Moody's lowered the rating from a gold-standard Aaa to Aa1 but
said the United States "retains exceptional credit strengths
such as the size, resilience and dynamism of its economy and the
role of the U.S. dollar as global reserve currency.''
Moody's is the last of the three major rating agencies to lower
the federal government's credit. Standard & Poor's downgraded
federal debt in 2011 and Fitch Ratings followed in 2023.

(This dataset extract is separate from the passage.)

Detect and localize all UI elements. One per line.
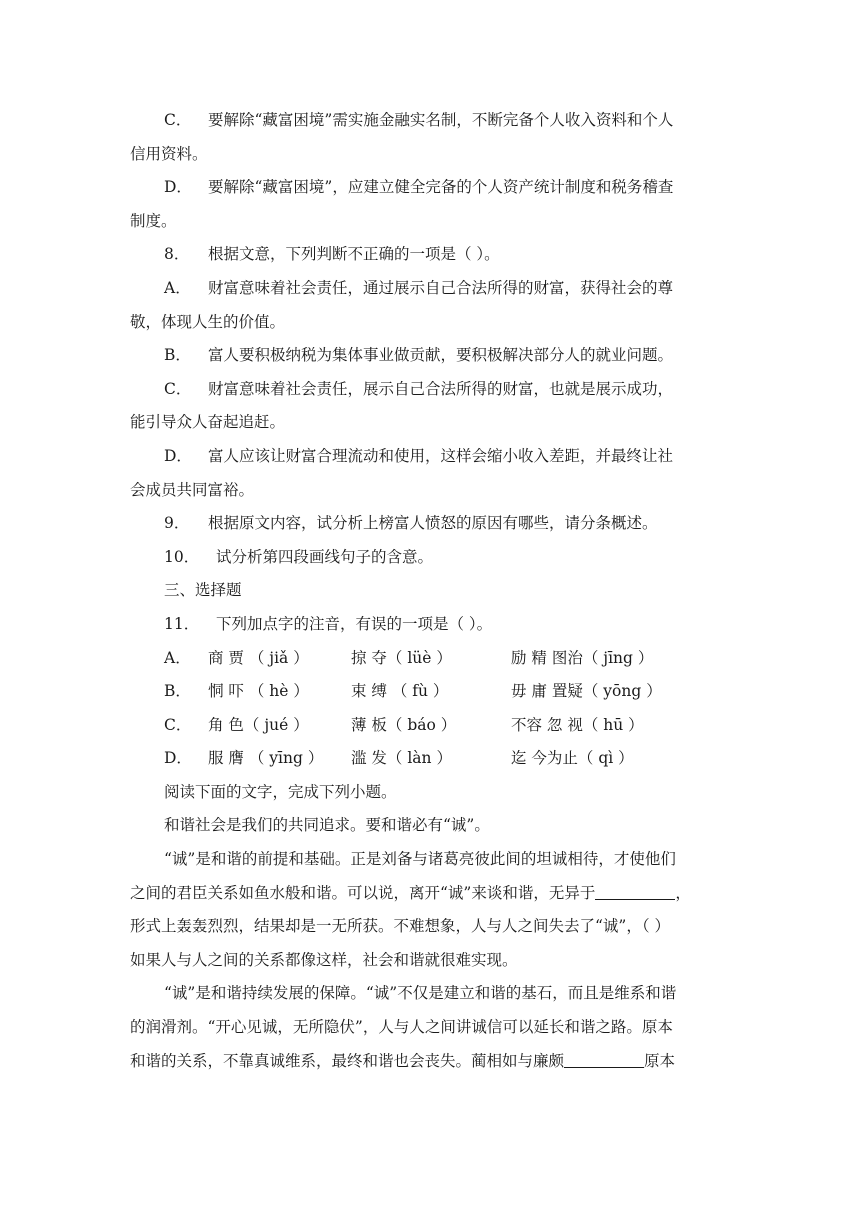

In a statement, Moody's said: "We expect federal deficits to
widen, reaching nearly 9% of (the U.S. economy) by 2035, up from
6.4% in 2024, driven mainly by increased interest payments on
debt, rising entitlement spending, and relatively low revenue
generation.''
Extending President Donald Trump's 2017 tax cuts, a priority of
the Republican-controlled Congress, Moody's said, would add $4
trillion over the next decade to the federal primary deficit
(which does not include interest payments).
A gridlocked political system has been unable to tackle
America's huge deficits. Republicans reject tax increases, and
Democrats are reluctant to cut spending.
On Friday, House Republicans failed to push a big package of tax
breaks and spending cuts through the Budget Committee. A small
group of hard-right Republican lawmakers, insisting on steeper
cuts to Medicaid and President Joe Biden’s green energy tax
breaks, joined all Democrats in opposing it.